Round 2, Pick 44: Julius Brents (CB)
Since JuJu Brents' debut in Week 3, he has shown flashes of exactly why the Colts trusted him to address a key offseason area of need. Rangy with terrific athleticism and instincts, Brents is a natural playmaker around the ball thanks to his explosive physicality. In four starts, Brents has recorded three passes defended, an interception, and a forced fumble and recovery.
The second-round cornerback's contributions have been particularly valuable because of the struggles of other Indianapolis defensive backs and injuries to the unit. According to Pro Football Reference, opposing QBs have a passer rating of just 86.0 when targeting Brents. Among the Colts' corners, only Pro Bowler Kenny Moore II has been better and Brents' mark is ahead of the injured Dallis Flowers and the struggling Darrell Baker. Notably, Brents has performed that well while being matched up one-on-one against receivers like DeAndre Hopkins, Calvin Ridley, and Zay Flowers.
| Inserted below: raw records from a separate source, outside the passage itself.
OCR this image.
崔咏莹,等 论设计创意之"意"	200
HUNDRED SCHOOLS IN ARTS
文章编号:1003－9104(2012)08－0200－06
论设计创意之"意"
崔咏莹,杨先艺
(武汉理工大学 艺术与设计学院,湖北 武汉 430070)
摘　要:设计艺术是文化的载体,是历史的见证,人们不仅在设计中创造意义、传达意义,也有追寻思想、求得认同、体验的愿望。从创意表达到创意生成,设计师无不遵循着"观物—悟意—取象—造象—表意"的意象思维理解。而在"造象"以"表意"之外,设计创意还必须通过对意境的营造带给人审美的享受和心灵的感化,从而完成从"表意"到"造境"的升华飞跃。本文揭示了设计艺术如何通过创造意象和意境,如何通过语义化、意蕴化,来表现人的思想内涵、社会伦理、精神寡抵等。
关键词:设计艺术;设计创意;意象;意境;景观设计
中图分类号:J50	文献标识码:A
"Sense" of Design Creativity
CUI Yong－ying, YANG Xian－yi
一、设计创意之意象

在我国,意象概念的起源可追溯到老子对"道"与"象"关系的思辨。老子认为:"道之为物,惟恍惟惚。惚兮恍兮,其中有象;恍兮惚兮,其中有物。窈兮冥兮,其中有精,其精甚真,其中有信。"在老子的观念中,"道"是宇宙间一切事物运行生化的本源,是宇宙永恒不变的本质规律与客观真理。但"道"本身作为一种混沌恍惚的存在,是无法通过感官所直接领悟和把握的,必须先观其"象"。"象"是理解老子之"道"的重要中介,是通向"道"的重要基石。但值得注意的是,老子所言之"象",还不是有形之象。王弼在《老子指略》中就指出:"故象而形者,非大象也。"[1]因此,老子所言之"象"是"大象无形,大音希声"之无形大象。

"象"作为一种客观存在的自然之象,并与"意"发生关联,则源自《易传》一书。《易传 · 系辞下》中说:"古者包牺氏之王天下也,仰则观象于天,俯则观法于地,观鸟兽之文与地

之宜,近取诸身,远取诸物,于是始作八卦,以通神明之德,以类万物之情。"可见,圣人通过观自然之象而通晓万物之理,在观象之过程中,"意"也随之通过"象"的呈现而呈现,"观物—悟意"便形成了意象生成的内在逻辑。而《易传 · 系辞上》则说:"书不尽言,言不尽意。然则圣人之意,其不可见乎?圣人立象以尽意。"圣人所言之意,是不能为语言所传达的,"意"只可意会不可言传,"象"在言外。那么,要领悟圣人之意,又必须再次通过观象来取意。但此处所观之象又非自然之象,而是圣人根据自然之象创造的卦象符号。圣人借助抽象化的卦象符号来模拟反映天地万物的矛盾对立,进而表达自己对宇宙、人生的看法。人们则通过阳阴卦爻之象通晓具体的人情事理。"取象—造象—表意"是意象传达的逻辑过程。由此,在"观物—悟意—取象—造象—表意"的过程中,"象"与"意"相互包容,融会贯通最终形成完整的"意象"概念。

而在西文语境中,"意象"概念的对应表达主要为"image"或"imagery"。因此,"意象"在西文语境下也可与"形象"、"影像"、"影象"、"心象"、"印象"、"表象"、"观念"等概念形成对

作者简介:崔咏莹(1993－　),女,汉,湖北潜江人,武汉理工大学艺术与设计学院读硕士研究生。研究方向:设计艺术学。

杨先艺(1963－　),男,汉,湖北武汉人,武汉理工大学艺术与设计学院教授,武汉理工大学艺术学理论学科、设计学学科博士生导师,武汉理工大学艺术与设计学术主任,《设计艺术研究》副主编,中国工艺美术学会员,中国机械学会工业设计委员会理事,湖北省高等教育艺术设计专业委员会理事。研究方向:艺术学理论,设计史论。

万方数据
That being said, there are still lingering concerns from Brents' scouting report, especially related to his aggressive error-prone style of play and a spotty injury history (he hasn't played since Week 6). Like Richardson, Brents has had difficulty staying on the field, which so far has been the biggest blemish on an otherwise admirable rookie season.
Round 3, Pick 79: Josh Downs (WR)
Going into the draft, it was clear the Colts needed to strengthen their thin receiving corps and they invested a Day 2 pick in North Carolina wideout Josh Downs to do just that. Before entering the league, Downs was praised as a quick, elusive, and reliable receiver — so far, he has demonstrated all those traits and more in the NFL.
In a short amount of time, Downs has ascended to the WR2 role in Steichen's offense and has been very productive despite inconsistent QB play. Across 10 games, Downs has racked up 43 catches, 523 receiving yards, and two touchdowns. Throughout the entire league, just two rookies — Los Angeles' Puka Nacua and Minnesota's Jordan Addison — have more yards than Downs. Downs has also showcased true big-play upside, leading the team with eight receptions of 20 yards or more while amassing 224 yards after the catch.
If Downs continues to be a high-volume slot receiver as well as a dangerous vertical threat, he could easily be a building block for the Colts for years to come. That's a good outcome for any draft pick but definitely great value for a third-round selection.